Composition of permutations is an equivalence relation

Question

For a permutation $p : X \rightarrow X$, let $p_k$ denote the permutation arising by a $k$-fold composition of $p$, i.e. $p^1 = p$ and $p^k = p \circ p^{k−1}$ . Define a relation $\approx$ on the set $X$ as follows: $i \approx j$ if and only if there exists a $k \geq 1$ such that $p^k (i) = j$. Prove that $\approx$ is an equivalence relation on $X$, and that its classes are the cycles of $p$.

An equivalence relation is reflexive, transitive and symmetric.

Reflexivity

$\forall(i) \in X$ we must have $(i, i) \in \approx$ This is true by definition, as $p^1=p$, so we have for every $i,i \in X$ $p^1(i) = i$.

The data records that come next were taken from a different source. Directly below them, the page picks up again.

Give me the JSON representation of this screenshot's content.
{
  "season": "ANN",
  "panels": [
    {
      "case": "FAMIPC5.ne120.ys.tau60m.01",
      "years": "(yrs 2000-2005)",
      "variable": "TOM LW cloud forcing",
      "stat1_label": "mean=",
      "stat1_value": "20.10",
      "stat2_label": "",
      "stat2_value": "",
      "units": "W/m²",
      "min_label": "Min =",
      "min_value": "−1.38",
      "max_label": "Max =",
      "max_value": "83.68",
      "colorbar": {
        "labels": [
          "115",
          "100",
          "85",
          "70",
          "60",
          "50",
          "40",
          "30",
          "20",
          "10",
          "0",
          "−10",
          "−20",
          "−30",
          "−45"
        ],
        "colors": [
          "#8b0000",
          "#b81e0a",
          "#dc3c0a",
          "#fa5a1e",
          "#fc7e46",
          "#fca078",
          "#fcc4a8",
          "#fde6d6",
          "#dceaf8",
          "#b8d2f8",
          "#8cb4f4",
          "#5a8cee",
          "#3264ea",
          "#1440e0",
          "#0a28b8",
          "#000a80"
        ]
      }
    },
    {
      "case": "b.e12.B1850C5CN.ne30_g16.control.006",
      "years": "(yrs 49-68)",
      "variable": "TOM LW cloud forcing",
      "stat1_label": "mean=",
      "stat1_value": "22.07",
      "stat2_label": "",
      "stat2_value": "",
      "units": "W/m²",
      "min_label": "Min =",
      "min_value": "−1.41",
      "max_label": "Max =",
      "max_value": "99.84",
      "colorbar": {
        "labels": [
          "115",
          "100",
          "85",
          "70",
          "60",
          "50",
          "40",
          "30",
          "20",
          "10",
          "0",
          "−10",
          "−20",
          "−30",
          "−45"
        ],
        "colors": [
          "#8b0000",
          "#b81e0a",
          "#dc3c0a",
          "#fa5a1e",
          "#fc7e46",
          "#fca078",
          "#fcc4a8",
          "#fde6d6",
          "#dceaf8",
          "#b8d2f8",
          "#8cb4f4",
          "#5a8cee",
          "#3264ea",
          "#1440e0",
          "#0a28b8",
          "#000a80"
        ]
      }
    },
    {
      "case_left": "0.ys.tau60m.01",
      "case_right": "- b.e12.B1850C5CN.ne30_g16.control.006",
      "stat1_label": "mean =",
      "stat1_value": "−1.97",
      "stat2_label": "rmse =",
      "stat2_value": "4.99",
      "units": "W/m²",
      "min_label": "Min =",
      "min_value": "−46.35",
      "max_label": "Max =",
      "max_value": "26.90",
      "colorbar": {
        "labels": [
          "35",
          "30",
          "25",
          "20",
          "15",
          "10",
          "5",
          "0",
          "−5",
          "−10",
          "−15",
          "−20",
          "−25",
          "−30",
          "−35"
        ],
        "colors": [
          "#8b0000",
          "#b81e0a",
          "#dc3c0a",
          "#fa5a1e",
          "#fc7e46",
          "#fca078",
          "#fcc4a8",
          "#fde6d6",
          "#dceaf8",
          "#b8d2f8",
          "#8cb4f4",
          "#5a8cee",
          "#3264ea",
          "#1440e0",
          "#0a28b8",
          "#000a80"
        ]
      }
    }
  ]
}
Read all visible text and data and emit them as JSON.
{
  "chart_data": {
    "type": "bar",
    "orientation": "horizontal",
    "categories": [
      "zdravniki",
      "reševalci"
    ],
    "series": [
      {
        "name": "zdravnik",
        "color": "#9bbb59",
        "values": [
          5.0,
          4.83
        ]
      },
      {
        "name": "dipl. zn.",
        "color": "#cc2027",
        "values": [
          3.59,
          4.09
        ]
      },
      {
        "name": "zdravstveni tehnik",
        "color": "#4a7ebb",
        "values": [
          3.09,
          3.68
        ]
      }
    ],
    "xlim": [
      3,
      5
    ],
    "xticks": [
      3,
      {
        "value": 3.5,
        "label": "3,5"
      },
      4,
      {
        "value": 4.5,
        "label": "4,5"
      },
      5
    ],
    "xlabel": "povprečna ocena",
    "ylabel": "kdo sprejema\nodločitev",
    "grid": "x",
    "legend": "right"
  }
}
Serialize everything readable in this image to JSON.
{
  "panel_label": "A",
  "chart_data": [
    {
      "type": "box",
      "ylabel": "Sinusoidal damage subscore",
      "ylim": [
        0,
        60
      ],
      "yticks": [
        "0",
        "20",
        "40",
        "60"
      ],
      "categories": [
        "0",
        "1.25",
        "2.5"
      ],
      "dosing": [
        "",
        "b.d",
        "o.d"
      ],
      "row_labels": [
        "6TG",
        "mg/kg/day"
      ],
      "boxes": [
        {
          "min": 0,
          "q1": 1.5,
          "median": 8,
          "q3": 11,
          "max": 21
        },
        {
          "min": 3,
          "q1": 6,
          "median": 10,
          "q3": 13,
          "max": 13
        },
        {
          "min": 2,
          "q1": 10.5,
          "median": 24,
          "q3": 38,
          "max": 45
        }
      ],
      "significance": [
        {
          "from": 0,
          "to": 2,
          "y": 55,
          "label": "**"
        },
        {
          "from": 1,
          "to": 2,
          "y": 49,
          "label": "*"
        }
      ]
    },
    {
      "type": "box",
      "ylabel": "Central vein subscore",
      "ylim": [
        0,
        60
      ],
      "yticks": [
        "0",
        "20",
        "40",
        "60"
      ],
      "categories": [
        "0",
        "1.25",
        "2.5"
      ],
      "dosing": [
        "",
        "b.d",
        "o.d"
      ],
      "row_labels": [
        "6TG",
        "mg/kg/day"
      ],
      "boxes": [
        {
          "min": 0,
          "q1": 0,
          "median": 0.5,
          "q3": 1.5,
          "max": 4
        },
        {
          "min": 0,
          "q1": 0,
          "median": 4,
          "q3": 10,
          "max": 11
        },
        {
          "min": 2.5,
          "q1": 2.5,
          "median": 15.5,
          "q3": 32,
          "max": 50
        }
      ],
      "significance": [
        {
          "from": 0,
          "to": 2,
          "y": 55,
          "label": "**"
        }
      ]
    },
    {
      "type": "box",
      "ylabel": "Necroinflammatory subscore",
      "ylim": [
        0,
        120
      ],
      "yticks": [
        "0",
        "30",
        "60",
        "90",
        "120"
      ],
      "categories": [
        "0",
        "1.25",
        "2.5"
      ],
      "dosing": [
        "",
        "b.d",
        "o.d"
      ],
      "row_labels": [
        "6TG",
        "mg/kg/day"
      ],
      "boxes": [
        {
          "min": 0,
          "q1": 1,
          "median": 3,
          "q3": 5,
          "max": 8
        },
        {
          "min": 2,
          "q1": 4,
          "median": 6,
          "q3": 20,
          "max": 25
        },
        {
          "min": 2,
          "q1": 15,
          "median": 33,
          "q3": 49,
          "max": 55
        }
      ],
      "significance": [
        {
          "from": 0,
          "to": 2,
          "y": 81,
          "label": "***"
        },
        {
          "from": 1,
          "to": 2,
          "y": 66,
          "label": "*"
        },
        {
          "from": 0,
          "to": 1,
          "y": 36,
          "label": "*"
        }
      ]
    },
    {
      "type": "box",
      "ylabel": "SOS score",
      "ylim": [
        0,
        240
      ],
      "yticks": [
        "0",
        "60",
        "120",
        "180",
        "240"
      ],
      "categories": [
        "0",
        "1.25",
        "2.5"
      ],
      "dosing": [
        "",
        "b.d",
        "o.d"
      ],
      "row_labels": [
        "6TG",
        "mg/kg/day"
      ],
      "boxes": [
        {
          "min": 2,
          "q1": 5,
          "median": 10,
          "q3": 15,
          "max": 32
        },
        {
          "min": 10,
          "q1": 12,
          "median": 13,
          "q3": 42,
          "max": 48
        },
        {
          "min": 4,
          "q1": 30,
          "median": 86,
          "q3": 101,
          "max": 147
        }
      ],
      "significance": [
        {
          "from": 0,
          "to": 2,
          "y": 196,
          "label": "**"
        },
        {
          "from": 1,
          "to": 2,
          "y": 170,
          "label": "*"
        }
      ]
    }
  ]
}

Symmetry $\forall (x,y) \in \approx$ we must have $(y,x) \in \approx$ This means whenever $p^k (i) = j$, then $p^k (j) = i$.

Transitivity ?

Several questions:

1. is reflexivity correct?
2. in my symmetry case, can $k$ be different for $(x,y)$ and $(y,x)$?
3. how to handle transitivity? I can write out the definition, but not sure how to follow

Please give hints, not full solutions if possible.

Answer 1

1. Your proof of reflexivity is not correct. $p(i)$ is not necessarily $i$. However, notice that, if $i$ is a member of a cycle of length $n$ in $p$, then $p^n(i)=i$. There may be no infinite cycles in finite sets.
2. $k$ can be different for $(x,y)$ and $(y,x)$ - symmetry would be the property that there exist $$\exists k_1[p^{k_1}(i)=j]\Leftrightarrow \exists k_2[p^{k_2}(j)=i]$$ or, in words, "If applying $p$ some number of times will take $i$ to $j$, then by applying $p$ some more, we can get $j$ back to $i$"
3. Notice that $p^{k_2}(p^{k_1}(i))=p^{k_1+k_2}(i)$ - that is, applying $p$ first $k_1$ times, then $k_2$ times is the same as applying it $k_1+k_2$ times. Thus, if you have that $$p^{k_1}(i)=j$$ $$p^{k_2}(j)=k$$ what is $p^{k_1+k_2}(i)$?